Sulla prima obiezione, è sufficiente dire che lo Stato continuerà a dare a ciascuna Regione per lo svolgimento di una determinata nuova competenza (ai sensi dell’articolo 116, comma 3, della Costituzione) le medesime risorse che lo Stato impiega già oggi per quella stessa competenza. Nè un euro in più, né un euro in meno. Starà poi ad ogni singola Regione impiegare al meglio quelle risorse: insomma, un primo passo in avanti in termini di responsabilità politica dei governatori e delle loro maggioranze.

In merito, invece, alla supposta proliferazione di piccoli Stati, ciascuno con le proprie eccellenze o le proprie criticità, beh, credo che si tratti semplicemente di osservare la realtà per verificare come, ad esempio sulla Sanità (che è la prima fonte di spesa per le Regioni) vi siano già oggi differenze notevoli fra le Regioni, cosa che dovrebbe stimolare una competizione positiva tra i territori.

Poiché, tuttavia, credo che il nostro compito non sia quello di difendere lo situazione odierna, ma al contrario di dare ulteriore impulso alla legittima richiesta di autonomia delle Regioni, sarebbe il caso di alzare la posta, introducendo tre elementi nel dibattito. 

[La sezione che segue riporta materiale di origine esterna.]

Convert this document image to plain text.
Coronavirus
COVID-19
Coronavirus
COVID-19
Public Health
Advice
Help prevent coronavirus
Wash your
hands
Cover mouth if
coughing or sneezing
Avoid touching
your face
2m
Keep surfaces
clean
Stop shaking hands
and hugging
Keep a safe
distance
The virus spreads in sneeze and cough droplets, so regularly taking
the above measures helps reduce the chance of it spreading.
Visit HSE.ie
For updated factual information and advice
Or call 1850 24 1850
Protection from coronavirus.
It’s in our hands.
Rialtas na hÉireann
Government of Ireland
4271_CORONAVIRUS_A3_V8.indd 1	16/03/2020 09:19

In primo luogo, una riforma dello Stato in senso presidenziale, con l’elezione diretta del Presidente della Repubblica, da affiancarsi al maggiore grado di autonomia dei singoli territori; quindi, il tema finora mai considerato (neppure nel dibattito sul cosiddetto reddito di cittadinanza, ndr) del diverso costo della vita tra le Regioni ed entro le Regioni; infine, ma non meno importante, un vero federalismo fiscale, e cioè un’autentica autonomia, anche impositiva, per le Amministrazioni regionali, con la conseguente responsabilità politica (vedo, pago, voto) di chi le governa.

Ecco, credo che queste siano alcune delle riflessioni da offrire al dibattito di questi giorni sull’autonomia differenziata.